If you utilised the bring forward rule in previous years, your non-concessional cap will not change. You will need to wait until your three years has expired before utilising the new cap limit.
|1 July 2017 – 30 June 2021||After 1 July 2021|
|Total Superannuation Balance (TSB)||Contribution and bring forward available||Total Superannuation Balance (TSB)||Contribution and bring forward available|
|Less than $1.4m||$300,000||Less than $1.48m||$330,000|
|$1.4m -$1.5m||$200,000||$1.48m – $1.59m||$220,000|
|$1.5m – $1.6m||$100,000||$1.59m – $1.7m||$110,000|
|Above $1.6m||Nil||Above $1.7m||Nil|
* excludes withdrawals made under the COVID 19 relief measures.

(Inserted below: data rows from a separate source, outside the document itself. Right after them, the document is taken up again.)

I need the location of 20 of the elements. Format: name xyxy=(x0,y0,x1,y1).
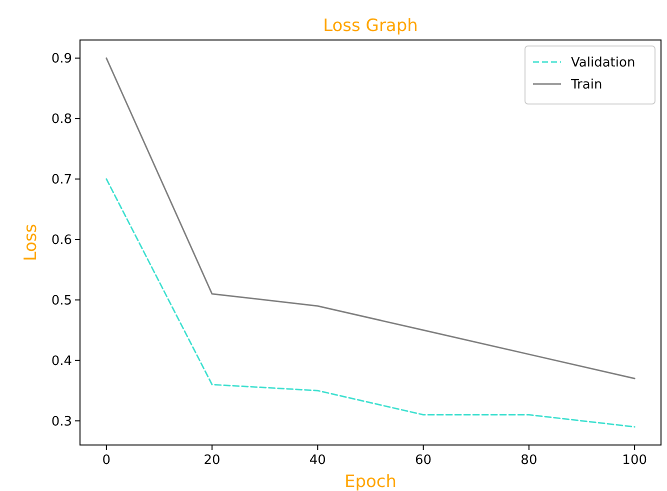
y-tick-label: 0.9 xyxy=(51,52,72,67)
legend-label: Validation xyxy=(571,56,636,71)
y-tick-label: 0.6 xyxy=(51,233,72,248)
line-series xyxy=(106,178,636,428)
chart-title: Loss Graph xyxy=(323,16,418,36)
y-tick-label: 0.4 xyxy=(51,354,72,369)
legend-label: Train xyxy=(570,78,602,93)
y-axis-title: Loss xyxy=(21,224,41,262)
x-tick-label: 80 xyxy=(520,453,538,468)
x-tick-label: 20 xyxy=(204,453,220,468)
x-tick-label: 40 xyxy=(309,453,326,468)
x-tick-label: 100 xyxy=(622,453,648,468)
line-series xyxy=(106,57,636,380)
x-tick-label: 60 xyxy=(415,453,432,468)
x-tick-label: 0 xyxy=(102,453,111,468)
y-tick-label: 0.7 xyxy=(51,172,72,188)
x-axis-title: Epoch xyxy=(344,472,397,491)
y-tick-label: 0.8 xyxy=(51,112,72,128)
y-tick-label: 0.3 xyxy=(51,414,72,430)
y-tick-label: 0.5 xyxy=(51,293,72,308)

This document contains general advice only and is prepared without taking into account your particular objectives, financial circumstances and needs. The information provided is not a substitute for legal, tax and financial product advice. Before making any decision based on this information, you should speak to a licensed financial advisor who should assess its relevance to your individual circumstances. While The Field Group believes the information is accurate, no warranty is given as to its accuracy and persons who rely on this information do so at their own risk. The information provided in this bulletin is not considered financial product advice for the purposes of the corporations Act 2001.